の区分が相対的になってしまう物語に似ていると思います。
このような眼の形は「束の間の幻影」ではなくなります。それにつれて、見るということから、その見ているものを描くように移っていったということでしょうか。「海底の祭」という作品でもそうです。これらの作品には、それまでになかった浮遊感があり、内的世界に身を委ね、ある種の開放感に浸りながら創作する駒井の姿を、想起させるものがあります。それが深海に喩えられるようなイメージです。これまでの作品よりも黒を基調としている性格は強まっているのに、暗いとか重い感じはしません。しかも、描かれている事物は抽象的になって幾何学的な図形や模様になっていきます。この作品では、タツノオトシゴやヒトデのかなりデフォルメした図形のような形もありますが。
「時間の迷路」は、白から黒までの微妙な色の変化によって、暗い空間に幾何学的な形が浮かび上がる幻想的な世界を表現している。画面にちりばめられた平面にも立体にも見える無数の矩形は、無限の宇宙を漂っているかのようです。

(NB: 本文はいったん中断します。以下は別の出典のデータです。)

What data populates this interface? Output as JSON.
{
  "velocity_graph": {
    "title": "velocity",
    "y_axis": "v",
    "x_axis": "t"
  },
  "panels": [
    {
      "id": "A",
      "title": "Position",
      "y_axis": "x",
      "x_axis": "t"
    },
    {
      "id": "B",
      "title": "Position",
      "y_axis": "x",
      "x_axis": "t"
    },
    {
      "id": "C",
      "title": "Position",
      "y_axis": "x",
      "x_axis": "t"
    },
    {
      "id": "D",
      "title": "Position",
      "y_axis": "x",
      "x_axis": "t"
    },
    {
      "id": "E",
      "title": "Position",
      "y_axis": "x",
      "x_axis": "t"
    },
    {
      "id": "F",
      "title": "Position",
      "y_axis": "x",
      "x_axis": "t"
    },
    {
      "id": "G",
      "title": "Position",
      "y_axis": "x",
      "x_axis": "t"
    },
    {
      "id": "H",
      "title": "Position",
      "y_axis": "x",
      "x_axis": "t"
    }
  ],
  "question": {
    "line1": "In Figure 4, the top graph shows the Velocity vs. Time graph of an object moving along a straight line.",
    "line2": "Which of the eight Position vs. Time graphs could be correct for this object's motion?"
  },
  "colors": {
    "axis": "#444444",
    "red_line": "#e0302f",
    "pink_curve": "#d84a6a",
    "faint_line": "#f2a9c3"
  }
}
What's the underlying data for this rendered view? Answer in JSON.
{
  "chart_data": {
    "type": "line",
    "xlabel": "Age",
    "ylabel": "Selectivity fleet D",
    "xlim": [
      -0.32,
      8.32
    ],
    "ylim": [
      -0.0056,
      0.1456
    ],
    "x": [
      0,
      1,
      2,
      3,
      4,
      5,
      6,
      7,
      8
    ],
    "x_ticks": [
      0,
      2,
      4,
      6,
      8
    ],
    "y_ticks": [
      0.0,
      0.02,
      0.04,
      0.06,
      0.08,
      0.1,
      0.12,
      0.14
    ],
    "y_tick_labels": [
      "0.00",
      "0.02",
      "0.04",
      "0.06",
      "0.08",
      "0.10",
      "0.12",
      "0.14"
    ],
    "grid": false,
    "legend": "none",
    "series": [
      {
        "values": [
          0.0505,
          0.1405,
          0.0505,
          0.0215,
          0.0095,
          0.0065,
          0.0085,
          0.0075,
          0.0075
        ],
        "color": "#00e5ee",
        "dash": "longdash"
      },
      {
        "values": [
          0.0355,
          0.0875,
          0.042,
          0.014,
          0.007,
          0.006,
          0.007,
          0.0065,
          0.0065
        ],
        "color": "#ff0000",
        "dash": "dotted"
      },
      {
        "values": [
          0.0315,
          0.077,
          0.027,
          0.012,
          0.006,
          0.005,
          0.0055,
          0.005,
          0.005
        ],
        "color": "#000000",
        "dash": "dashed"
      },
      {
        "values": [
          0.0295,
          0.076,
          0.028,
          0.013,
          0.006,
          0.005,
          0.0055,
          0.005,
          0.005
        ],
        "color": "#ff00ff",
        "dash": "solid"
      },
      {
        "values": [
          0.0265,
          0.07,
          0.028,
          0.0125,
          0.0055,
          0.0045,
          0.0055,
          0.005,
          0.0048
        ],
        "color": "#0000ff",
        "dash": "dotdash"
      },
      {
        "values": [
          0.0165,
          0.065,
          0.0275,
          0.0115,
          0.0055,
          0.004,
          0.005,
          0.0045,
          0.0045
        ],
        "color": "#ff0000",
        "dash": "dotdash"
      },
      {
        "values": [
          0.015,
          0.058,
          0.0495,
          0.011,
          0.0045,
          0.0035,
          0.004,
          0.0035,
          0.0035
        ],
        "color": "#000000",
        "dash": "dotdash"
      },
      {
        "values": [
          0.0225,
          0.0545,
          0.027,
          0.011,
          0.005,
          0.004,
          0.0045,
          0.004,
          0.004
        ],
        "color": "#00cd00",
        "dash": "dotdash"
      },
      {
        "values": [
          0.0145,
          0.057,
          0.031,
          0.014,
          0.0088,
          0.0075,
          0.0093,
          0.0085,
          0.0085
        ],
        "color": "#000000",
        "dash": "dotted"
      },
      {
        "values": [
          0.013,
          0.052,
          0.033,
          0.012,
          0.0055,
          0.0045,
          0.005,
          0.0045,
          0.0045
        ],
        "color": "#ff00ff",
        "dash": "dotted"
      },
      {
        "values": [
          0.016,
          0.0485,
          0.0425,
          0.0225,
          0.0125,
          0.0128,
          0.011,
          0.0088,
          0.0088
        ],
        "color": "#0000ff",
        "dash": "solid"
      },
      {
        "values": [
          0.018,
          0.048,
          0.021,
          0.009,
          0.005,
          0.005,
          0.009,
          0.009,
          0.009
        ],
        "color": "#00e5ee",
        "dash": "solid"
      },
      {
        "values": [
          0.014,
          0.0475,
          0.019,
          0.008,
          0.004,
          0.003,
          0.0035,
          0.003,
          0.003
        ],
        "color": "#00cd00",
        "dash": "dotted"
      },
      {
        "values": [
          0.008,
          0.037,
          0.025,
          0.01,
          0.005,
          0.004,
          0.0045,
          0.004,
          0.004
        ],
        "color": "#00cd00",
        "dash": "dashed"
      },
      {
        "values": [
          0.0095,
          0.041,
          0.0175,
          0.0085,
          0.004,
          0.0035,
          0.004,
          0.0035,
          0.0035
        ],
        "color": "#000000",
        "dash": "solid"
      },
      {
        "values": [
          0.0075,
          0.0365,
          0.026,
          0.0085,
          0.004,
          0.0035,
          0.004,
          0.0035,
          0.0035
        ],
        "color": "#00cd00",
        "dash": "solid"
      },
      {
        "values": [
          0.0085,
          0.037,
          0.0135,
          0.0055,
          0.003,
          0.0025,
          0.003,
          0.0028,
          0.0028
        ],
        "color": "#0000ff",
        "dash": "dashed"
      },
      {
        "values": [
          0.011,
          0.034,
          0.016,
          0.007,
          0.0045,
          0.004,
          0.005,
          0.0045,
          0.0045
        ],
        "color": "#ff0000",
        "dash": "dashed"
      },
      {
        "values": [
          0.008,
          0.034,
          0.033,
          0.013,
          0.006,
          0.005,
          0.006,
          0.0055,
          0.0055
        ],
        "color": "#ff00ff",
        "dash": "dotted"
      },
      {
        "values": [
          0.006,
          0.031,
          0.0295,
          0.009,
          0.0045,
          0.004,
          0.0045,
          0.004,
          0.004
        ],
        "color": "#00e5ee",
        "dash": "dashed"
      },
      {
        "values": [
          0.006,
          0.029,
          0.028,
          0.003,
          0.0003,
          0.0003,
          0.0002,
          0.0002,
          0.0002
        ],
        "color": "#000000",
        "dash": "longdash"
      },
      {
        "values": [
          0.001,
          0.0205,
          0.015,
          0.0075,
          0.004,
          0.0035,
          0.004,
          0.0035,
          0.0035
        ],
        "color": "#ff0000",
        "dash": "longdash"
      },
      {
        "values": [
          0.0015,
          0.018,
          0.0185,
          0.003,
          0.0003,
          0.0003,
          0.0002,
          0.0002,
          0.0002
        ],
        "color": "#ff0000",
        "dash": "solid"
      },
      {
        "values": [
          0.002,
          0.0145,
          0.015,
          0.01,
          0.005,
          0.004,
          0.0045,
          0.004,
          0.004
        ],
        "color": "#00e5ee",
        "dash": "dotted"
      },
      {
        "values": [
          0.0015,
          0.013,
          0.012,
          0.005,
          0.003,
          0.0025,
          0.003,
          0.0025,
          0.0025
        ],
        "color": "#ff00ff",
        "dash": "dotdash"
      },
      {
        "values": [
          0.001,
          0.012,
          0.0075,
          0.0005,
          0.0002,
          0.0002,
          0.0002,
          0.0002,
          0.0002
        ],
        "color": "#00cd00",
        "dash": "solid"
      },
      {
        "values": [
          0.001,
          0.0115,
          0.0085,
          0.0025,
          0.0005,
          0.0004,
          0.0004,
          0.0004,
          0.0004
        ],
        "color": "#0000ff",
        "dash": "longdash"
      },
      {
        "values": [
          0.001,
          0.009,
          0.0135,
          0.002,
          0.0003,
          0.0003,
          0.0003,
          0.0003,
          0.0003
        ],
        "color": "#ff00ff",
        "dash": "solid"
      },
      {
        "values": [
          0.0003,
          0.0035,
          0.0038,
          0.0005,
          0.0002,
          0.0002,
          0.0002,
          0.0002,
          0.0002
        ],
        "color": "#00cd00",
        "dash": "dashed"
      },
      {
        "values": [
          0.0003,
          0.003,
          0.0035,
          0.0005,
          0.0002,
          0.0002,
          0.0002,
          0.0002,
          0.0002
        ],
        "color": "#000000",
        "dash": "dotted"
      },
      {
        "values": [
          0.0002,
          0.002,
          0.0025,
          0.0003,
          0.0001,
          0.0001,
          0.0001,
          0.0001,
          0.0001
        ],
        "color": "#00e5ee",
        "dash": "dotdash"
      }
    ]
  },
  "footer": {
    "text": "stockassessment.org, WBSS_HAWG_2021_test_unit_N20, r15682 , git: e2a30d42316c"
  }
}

そして、ロオトレアモンの『マルドロオルの歌』に挿絵を制作し、これは「老いたる海」につけたものですが、<夢>の連作とは逆に眼を外側から描くようにして、その眼が集まる夢の世界と言えそうです。ここには、いままで見てきた作品にはない不気味さがあります。駒井は、後年大岡信や安東次男らと詩画集を制作したりして、詩や文学に興味を持っていたのかも知れず、主実的な視覚イメージとは別のところでイメージを作っていたのか、とはいっても、言葉の論理によって画面を構築する、例えばシュルレアリスムが駄洒落のような画面を作っていたようなことはしていません。そのようなところが、この人の独自なところではないかと思います。